If the mutual agreement procedure under the Tax Arbitration Act ends due to a judicial ruling in another State, the Netherlands may provide unilateral relief (even after the time limit has lapsed).
The Netherlands competent authority may, under certain conditions, grant discretionary relief outside the time limit of 5 years if a mutual agreement is reached.
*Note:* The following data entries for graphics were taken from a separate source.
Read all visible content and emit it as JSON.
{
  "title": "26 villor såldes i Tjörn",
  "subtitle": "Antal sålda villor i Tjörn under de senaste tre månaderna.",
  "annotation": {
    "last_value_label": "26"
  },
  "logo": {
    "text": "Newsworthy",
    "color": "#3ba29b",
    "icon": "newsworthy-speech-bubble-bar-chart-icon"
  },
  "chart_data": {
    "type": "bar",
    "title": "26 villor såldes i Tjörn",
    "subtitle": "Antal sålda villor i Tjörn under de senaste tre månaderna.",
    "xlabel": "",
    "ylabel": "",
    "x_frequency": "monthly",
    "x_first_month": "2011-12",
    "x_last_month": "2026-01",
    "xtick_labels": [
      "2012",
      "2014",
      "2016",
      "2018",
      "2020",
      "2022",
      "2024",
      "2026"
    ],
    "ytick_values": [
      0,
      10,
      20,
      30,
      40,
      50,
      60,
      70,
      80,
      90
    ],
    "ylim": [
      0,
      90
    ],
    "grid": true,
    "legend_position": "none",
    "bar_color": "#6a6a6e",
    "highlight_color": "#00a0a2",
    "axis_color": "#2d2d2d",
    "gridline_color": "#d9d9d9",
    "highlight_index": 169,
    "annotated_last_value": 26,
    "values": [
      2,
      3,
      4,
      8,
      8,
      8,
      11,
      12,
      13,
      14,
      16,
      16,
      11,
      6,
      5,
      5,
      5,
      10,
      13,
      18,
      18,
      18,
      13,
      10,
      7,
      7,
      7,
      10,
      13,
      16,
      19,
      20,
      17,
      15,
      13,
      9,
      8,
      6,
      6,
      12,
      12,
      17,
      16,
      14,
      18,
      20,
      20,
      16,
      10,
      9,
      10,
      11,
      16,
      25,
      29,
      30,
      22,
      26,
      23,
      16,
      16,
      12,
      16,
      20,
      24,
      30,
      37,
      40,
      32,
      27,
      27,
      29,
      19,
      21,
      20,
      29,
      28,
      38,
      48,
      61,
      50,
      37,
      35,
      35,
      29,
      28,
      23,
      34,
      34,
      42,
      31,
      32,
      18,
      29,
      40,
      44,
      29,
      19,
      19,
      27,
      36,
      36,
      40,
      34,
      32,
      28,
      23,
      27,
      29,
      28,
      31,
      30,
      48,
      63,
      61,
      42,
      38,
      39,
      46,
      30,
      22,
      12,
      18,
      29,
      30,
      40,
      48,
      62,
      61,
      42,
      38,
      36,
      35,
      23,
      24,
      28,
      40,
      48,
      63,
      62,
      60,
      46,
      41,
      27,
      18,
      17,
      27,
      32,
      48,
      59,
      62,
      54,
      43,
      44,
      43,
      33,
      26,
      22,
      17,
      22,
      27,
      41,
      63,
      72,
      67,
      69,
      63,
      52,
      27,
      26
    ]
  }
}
The Netherlands competent authority also handles requests for bilateral and multilateral advance pricing agreements. The same information required for a unilateral advance pricing agreement has to be provided by the taxpayer. In addition, the same prerequisites that apply for obtaining a unilateral advance pricing agreement also apply to the bilateral and multilateral advance pricing agreements.
Arbitration
The mutual agreement procedure is an obligation to use best endeavors and not an obligation to achieve a specific result. This means that the mutual agreement procedure may not result in a definitive outcome for the taxpayer.
Under the Tax Arbitration Act, bilateral tax treaties that contain an arbitration provision, and the EU Arbitration Convention, an arbitration procedure can be started at the initiative of the taxpayer if the mutual agreement procedure does not result in the (full) resolution of the dispute and the required time period (generally two or three years) has expired. The Tax Arbitration Act and the EU Arbitration Convention have mandatory and binding arbitration. Many Netherlands bilateral tax treaties also contain mandatory and binding arbitration. However, some bilateral tax treaties still contain provisions that only allow for the arbitration procedure to be initiated if one or both of the competent authorities agree.
The Tax Arbitration Act and the EU Arbitration Convention generally contain more detailed procedural rules than bilateral tax treaties.
Our observations
From a taxpayer’s perspective, it is generally preferable to initiate a mutual agreement procedure under the Tax Arbitration Act if there is a dispute with an EU Member State, as the Tax Arbitration Act contains the most procedural safeguards and allows for access to mandatory and binding arbitration.
The Netherlands takes protecting taxpayer’s rights in international tax law seriously, not taking into account the Tax Arbitration Act, all Netherlands’ tax treaties allow for a mutual agreement procedure.
After the Multilateral Convention to Implement Tax Treaty Related Measures to Prevent Base Erosion and Profit Shifting (MLI) takes effect with respect to all other jurisdictions, over 40 Netherlands tax treaties will be modified.